6. Set Up Childcare Onsite
For your employees whose kids are home from school, without affordable childcare, they will not be able to come to work. Take one of your empty meeting rooms---hopefully one with natural light. Ask your local school system for assistance and go to your local Goodwill or Volunteers of America store to acquire the books and toys you will need to give the children appropriate activities. To staff this new function, let your housekeepers take turns staffing it. For the older students, consider letting the high school students be interns when they are not doing homework. You may discover they can be excellent employees---and you might predispose them to consider a career in hospitality.
Recently, HotelExecutive and other publications have been running lots of articles about the critical labor shortages in the hospitality industry. These articles are not exaggerations; hoteliers worldwide are struggling to hire and retain qualified employees. Be very careful about letting your staff go.
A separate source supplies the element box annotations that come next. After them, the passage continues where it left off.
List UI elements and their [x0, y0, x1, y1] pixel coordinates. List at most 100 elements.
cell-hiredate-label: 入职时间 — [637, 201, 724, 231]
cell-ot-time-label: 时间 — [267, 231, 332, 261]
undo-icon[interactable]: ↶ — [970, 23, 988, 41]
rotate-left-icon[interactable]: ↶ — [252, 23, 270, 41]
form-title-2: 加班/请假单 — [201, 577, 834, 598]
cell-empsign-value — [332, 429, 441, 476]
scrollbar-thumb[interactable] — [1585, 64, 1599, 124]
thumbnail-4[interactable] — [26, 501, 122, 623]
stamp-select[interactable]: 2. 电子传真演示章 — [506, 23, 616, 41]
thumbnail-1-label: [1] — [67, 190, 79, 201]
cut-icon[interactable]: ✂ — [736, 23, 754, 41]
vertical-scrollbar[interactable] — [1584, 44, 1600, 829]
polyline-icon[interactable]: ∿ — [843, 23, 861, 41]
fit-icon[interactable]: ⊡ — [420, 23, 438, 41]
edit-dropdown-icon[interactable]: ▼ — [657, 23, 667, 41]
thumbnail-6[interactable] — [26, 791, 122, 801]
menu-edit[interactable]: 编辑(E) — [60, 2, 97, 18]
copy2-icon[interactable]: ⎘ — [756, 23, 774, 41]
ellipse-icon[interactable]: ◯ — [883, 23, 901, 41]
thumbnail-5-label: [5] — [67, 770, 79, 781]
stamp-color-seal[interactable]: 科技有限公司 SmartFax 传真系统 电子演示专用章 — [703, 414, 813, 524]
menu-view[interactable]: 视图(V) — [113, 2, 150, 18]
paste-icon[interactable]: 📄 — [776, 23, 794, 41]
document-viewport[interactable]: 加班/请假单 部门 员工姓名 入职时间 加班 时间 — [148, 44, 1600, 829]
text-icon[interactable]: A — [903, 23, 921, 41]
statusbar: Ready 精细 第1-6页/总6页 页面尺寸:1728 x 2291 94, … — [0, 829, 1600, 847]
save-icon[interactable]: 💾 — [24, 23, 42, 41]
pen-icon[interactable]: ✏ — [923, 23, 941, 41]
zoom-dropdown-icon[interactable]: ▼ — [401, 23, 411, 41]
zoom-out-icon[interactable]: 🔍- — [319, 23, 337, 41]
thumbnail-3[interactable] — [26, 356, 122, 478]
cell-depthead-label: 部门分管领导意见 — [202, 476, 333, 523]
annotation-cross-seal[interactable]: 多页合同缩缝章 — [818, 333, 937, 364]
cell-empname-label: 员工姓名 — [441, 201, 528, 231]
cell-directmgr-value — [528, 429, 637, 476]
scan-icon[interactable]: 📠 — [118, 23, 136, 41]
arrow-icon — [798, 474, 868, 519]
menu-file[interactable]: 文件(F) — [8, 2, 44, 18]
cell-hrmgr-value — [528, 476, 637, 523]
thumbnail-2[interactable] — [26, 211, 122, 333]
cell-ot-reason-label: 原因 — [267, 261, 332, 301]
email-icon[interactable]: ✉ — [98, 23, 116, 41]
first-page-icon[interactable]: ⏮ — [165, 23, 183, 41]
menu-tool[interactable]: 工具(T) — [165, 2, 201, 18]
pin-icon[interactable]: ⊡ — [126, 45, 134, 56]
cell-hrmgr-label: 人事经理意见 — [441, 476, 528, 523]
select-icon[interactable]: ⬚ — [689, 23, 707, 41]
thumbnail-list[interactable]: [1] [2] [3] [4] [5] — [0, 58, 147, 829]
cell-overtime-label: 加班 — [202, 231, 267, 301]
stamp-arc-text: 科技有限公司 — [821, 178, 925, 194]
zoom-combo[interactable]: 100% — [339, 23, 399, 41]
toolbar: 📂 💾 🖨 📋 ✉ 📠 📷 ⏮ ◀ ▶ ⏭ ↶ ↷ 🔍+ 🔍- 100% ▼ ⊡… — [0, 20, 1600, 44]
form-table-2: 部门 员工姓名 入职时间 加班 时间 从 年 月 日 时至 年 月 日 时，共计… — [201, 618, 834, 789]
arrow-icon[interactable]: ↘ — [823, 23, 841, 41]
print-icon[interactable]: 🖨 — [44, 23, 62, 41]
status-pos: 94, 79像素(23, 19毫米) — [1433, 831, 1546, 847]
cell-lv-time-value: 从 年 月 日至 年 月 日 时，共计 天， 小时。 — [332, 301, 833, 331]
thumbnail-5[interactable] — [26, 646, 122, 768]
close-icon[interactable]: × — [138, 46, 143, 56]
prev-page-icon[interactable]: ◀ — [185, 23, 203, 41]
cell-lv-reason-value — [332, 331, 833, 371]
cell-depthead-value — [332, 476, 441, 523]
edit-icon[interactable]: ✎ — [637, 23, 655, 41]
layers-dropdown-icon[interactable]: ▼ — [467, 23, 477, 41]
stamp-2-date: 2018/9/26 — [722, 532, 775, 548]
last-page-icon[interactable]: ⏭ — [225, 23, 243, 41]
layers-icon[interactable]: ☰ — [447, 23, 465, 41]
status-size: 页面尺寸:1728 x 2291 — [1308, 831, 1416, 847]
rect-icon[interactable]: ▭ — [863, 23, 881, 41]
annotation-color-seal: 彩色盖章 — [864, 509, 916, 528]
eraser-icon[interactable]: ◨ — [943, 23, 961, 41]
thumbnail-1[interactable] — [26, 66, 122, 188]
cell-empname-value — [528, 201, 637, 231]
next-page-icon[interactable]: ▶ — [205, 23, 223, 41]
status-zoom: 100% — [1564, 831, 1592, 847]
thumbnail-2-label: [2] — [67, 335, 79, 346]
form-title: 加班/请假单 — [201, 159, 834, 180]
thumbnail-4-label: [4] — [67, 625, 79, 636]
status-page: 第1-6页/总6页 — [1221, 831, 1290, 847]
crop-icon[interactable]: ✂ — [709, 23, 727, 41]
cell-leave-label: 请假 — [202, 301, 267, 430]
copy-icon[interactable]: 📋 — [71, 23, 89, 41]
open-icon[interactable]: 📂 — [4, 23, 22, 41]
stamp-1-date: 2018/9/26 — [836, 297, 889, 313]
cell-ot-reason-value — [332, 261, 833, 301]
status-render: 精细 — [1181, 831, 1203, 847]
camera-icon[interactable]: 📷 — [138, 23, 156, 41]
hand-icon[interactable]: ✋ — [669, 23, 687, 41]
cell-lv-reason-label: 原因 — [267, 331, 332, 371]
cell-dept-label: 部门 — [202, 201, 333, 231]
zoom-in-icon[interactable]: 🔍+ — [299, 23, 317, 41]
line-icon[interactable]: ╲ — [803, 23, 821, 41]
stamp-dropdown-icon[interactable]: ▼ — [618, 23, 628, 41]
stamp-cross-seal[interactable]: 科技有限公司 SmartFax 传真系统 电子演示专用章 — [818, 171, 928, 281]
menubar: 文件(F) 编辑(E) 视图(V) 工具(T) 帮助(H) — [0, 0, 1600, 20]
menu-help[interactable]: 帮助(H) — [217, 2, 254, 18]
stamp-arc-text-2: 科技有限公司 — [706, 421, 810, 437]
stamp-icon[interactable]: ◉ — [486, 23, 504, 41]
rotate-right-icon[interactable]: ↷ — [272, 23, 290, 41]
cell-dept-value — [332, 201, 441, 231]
Weeks from now when you need them back---urgently---because travel will have heated up again---they may not be available.
Another thought for taking advantage of low occupancy: With high occupancy rates that many hoteliers had experienced, some hospitality professionals have been postponing repairs and redecoration. if you are one of those general managers who has been putting off a renovation project, now is the time to get those improvements done.
We Have Been Here Before. . .
A futurist, I study wildcards and black swans. These events are natural or man-made events that seem to appear from nowhere and once they are here, nothing is ever exactly the same. This COVID-19 Crisis is such an event. We have been before: after September 11th, 2001, after SARS and MERS, and the Great Recession. With our resilience as a planet, we lived through these challenging times to thrive and enjoy a burgeoning industry and we will again.
For now, we just need to hunker down for the duration, do what we can to maintain equilibrium, and have faith that our industry will come back.
With the COVID-19 Crisis situation changing almost daily, we offer these suggestions might work for you. Please consult your local health authorities for the appropriateness of ideas for your area before implementation.